Makanya saat ini, OJK terus meminta pihak pemerintah untuk melakukan sertifikasi para petani yang mempunyai tanah, ternak dan lainnya. Sehingga jika mereka gagal panen atau ternak mati bisa diasuransikan.
“Sekarang sudah mulai nih kita lakukan di beberapa kabupaten untuk mensertifikasi (tanah/ternak) agar mereka bisa mengakses keuangan,” tegasnya.
Dengan kondisi demikian, maka tak aneh jika banyak orang miskin yang menggantungkan permodalannya ke lintah darat. Karena tidak perlu pakai agunan. Tapi masalahnya suku bunga lintah darat sangat tinggi. Padahal di beberapa negara lain, mestinya suku bunga lintah darat atau rentenir maksimal 20%.

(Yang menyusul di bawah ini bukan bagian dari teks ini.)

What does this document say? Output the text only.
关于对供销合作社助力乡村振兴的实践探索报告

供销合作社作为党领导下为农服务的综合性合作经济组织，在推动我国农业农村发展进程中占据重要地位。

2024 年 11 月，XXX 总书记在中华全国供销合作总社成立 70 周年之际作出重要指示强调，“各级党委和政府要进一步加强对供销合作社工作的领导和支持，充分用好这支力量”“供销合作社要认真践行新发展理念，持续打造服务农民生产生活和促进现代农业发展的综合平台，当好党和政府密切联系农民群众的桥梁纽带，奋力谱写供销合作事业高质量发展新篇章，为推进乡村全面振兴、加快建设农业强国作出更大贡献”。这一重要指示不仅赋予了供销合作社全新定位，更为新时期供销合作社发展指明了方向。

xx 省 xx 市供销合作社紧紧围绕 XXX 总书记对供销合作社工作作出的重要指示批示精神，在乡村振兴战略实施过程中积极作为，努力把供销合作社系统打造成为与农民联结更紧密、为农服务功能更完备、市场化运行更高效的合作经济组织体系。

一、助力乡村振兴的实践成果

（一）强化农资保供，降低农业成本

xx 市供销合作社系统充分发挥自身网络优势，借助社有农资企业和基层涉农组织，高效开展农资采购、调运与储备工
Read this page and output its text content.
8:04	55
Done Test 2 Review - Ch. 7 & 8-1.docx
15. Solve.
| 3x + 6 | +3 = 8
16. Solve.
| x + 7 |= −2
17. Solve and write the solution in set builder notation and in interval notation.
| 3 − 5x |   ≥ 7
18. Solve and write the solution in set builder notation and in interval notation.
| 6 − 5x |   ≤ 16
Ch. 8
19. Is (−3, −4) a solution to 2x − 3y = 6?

“Tapi pemerintah tidak bisa mempidanakan lintah darat. Saya pernah berkunjung ke beberapa negara. Di sana ada aturan, siapapun yang memberi pinjaman di luar perbankan itu maksimal 20% diatas bunga bank. Tapi di kita tidak,” paparnya.
Untuk itu, OJK terus mendorong program Laku Pandai, layanan mikro, mengajak masyarakat untuk menabung program simpel dan sebagainya. Sebab OJK berharap masyarakat kelas bawah dapat menabung sedini mungkin. Termasuk juga mendorong program kredit usaha rakyat (KUR) lebih besar lagi.
“Karena KUR ini bunganya disubsidi oleh bank. Jadi UKM yang pinjamannya di bawah Rp25 juta bisa tanpa agunan, sepanjang Anda punya prospek, maka bisa ajukan bunganya 9%,” pungkas dia.